Julian Dunkerton, founder and CEO, said: "This has been a difficult year for the business and the market conditions have been extremely challenging, especially in wholesale. We've looked closely at how we operate and have taken decisive actions to improve our position, rebuild liquidity, and recapitalise our balance sheet, through careful preservation of cash and a re-engineered cost base.

"The good news is that despite the external turbulence, the brand is in sound health and has momentum. Stores and ecommerce delivered a strong sales performance, and I'm excited by our collections for the Autumn/ Winter 23 season. While wholesale remains very challenging, I believe the new team in place will recover this business in the medium-term.

"The start to the new year has been tough, not helped by unseasonal weather and highly promotional markets, and I'm not expecting the consumer environment to become any easier soon. However, the actions we have taken and continue to take to ensure the health of the business, give me more confidence as we look into the future."

In the first 13 weeks of the current year, to July 29, store revenue declined by 3.7% when compared with the same period last year, which Superdry attributed to the unseasonable weather and a later start to the end-of-season sale.

In a statement on its website, Superdry said: "The consumer retail market continues to remain challenging and unpredictable. The extreme weather events across the UK and Europe have had a negative impact on our Spring Summer collection. Conversely, our new Autumn Winter collection is selling better this early in the season, than usual."

The retailer doesn't expect to see significant revenue growth in the current financial year, as it focuses on cost savings and margin improvement.
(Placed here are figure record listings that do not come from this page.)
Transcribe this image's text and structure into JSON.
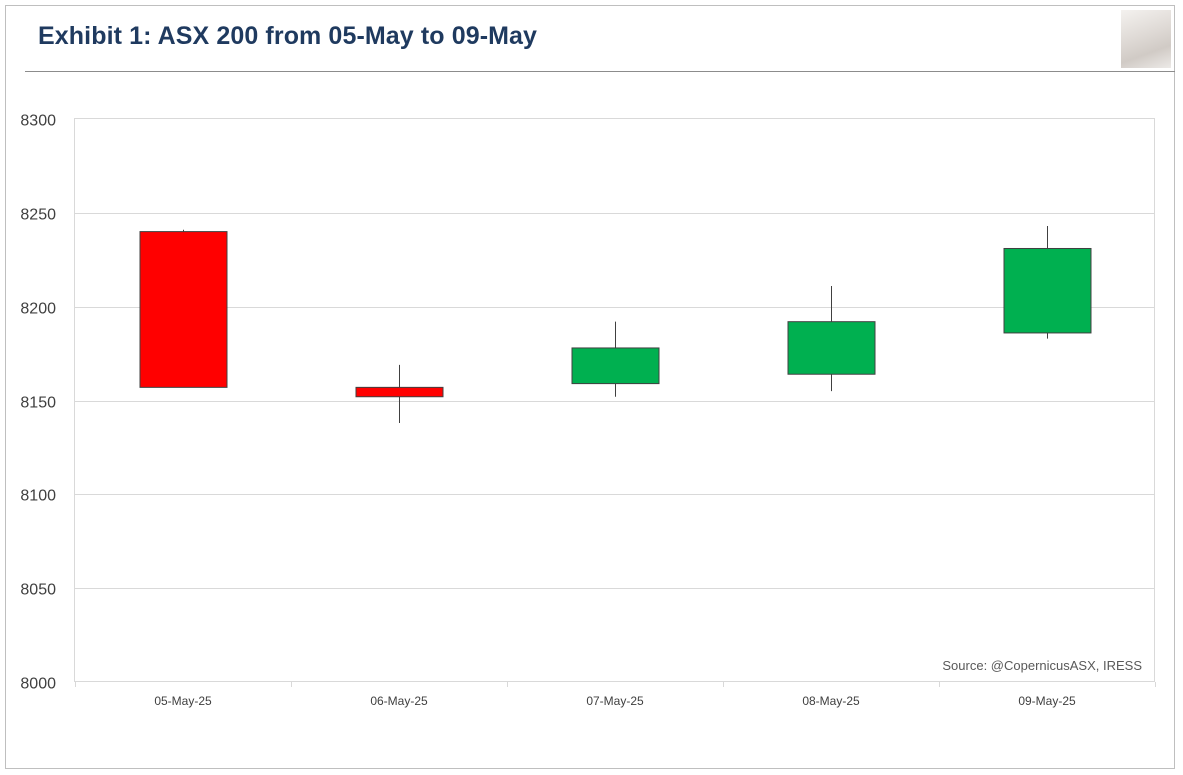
{
  "title": "Exhibit 1: ASX 200 from 05-May to 09-May",
  "source": "Source: @CopernicusASX, IRESS",
  "logo_icon": "statue-portrait-logo",
  "colors": {
    "up": "#00b050",
    "down": "#ff0000",
    "title": "#1f3a5f",
    "grid": "#d9d9d9"
  },
  "chart_data": {
    "type": "candlestick",
    "categories": [
      "05-May-25",
      "06-May-25",
      "07-May-25",
      "08-May-25",
      "09-May-25"
    ],
    "ylim": [
      8000,
      8300
    ],
    "yticks": [
      8000,
      8050,
      8100,
      8150,
      8200,
      8250,
      8300
    ],
    "grid": true,
    "candles": [
      {
        "date": "05-May-25",
        "open": 8240,
        "high": 8241,
        "low": 8157,
        "close": 8157
      },
      {
        "date": "06-May-25",
        "open": 8157,
        "high": 8169,
        "low": 8138,
        "close": 8152
      },
      {
        "date": "07-May-25",
        "open": 8159,
        "high": 8192,
        "low": 8152,
        "close": 8178
      },
      {
        "date": "08-May-25",
        "open": 8164,
        "high": 8211,
        "low": 8155,
        "close": 8192
      },
      {
        "date": "09-May-25",
        "open": 8186,
        "high": 8243,
        "low": 8183,
        "close": 8231
      }
    ]
  }
}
The £35m cost savings programme it announced earlier in the year should be fully realised during the current financial year.

On Wednesday (August 30), Superdry's shares were temporarily suspended, after these results were delayed by three days.

Earlier this month, the retailer secured up to £25m in funding from restructuring specialist Hilco Capital to help fund its turnaround plan. This is on top of its existing £80m asset-backed loan with Bantry Bay Capital.

In May, eight units belonging to Superdry on The Runnings in Cheltenham went on the market, with a total sale price of over £4 million.